A nova legislação sancionada na sexta-feira 24 de julho pelo presidente Lula autoriza a comercialização, a aquisição e a posse de aerossol de extratos vegetais para a defesa pessoal feminina no país.
A Lei nº 15.474/2026 foi aprovada pelo Senado no mês passado e publicada no Diário Oficial da União (DOU), criando um mecanismo individual para conter agressões iminentes.
Embora represente uma ferramenta imediata de proteção nas ruas, a medida levanta discussões sobre o papel do Estado na garantia da integridade das cidadãs e a necessidade de manter a estrutura policial ativa.
Limites do recurso
A Defensoria Pública do Estado do Amazonas (DPE-AM) emitiu orientações para que o instrumento seja manuseado apenas em situações reais de risco à integridade física ou sexual. A coordenadora do Núcleo Especializado de Promoção e Defesa dos Direitos da Mulher (Nudem), Caroline Braz, avalia que o dispositivo ajuda no socorro individual, mas não substitui as ferramentas estatais nem as medidas protetivas previstas na “Lei Maria da Penha”.
“Trata-se de um mecanismo de auxílio para a proteção à integridade física, psicológica e sexual das brasileiras, podendo contribuir para que a mulher consiga interromper uma agressão e buscar um local seguro”, argumentou Caroline Braz.
A defensora pública enfatiza que o acesso ao aerossol não exime o poder público de investir no combate à violência e no acolhimento das vítimas.
“O uso do aerossol não substitui as políticas públicas de enfrentamento à violência contra a mulher, como as medidas protetivas de urgência, o atendimento pela rede de proteção, o acionamento da polícia e o acompanhamento pelos órgãos competentes”, detalhou a defensora.
Regras de posse
A compra do equipamento exige o cumprimento de critérios específicos estabelecidos no texto legal. A norma busca impedir que o produto seja adquirido por indivíduos com histórico violento ou utilizado de maneira indevida em desentendimentos rotineiros.

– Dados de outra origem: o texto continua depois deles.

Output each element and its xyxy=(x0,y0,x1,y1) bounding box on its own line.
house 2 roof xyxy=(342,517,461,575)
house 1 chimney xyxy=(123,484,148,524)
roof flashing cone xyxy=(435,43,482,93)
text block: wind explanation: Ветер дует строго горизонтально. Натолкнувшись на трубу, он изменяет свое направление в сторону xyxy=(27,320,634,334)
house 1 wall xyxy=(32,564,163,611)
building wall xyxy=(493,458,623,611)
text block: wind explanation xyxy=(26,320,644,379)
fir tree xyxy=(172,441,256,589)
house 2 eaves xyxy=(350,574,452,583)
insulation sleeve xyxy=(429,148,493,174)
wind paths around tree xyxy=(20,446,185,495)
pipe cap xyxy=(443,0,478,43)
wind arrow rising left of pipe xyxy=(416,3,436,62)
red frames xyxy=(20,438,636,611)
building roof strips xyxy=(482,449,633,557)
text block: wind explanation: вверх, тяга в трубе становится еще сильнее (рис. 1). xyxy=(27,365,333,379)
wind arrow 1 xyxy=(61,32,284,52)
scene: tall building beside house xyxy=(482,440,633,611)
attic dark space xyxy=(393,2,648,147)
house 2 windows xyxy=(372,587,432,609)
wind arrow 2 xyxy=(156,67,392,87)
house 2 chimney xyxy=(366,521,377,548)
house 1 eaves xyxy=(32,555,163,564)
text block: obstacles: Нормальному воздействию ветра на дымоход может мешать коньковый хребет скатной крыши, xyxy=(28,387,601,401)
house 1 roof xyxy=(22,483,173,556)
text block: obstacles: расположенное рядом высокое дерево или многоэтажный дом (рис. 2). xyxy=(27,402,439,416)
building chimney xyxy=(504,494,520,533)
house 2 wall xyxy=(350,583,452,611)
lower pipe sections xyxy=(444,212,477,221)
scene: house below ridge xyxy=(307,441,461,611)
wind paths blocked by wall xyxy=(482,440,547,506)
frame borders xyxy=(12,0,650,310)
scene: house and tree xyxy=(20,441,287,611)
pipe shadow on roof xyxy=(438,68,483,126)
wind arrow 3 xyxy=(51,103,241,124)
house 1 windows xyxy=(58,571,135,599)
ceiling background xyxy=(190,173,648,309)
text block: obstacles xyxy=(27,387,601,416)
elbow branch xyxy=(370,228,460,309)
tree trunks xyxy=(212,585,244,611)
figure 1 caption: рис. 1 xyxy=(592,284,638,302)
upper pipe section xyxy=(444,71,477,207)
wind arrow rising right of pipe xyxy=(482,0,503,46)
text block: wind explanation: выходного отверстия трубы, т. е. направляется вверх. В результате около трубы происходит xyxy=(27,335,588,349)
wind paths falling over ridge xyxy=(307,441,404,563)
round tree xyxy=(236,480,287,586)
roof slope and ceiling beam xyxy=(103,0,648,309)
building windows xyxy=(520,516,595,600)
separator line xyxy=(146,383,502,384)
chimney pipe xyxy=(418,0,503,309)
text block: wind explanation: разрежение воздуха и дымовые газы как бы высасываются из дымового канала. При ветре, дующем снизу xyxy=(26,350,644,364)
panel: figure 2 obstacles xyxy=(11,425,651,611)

Os Requisitos e alertas para o uso do aerossol englobam:
- Permissão de compra restrita a mulheres com idade superior a 18 anos.
- Exigência de ausência de condenação criminal por crime doloso praticado com violência ou grave ameaça.
- Comprovação da aptidão legal mediante a emissão de autodeclaração.
- Proibição do uso do dispositivo para intimidação, vingança ou solução de conflitos cotidianos.
A utilização inadequada do item pode desencadear sanções legais severas.
“O aerossol não deve ser utilizado para intimidar, ameaçar, retaliar ou resolver conflitos. O emprego inadequado do dispositivo pode gerar responsabilização civil e penal, a depender das circunstâncias”, alertou Caroline Braz.
Ações de treinamento
Para evitar excessos e garantir o manuseio correto do produto, a legislação institui o “Programa Nacional de Capacitação em Defesa Pessoal e Uso de Instrumentos de Menor Potencial Ofensivo para Mulheres”.
A iniciativa pretende orientar o público feminino sobre as regras de legítima defesa e o uso proporcional do spray.
O programa engloba a divulgação de canais de denúncia, o incentivo ao uso responsável do equipamento e a realização de campanhas educativas focadas no combate à violência doméstica.
O equilíbrio entre o direito à autodefesa e a responsabilidade civil definirá a eficácia da nova lei na rotina das cidades.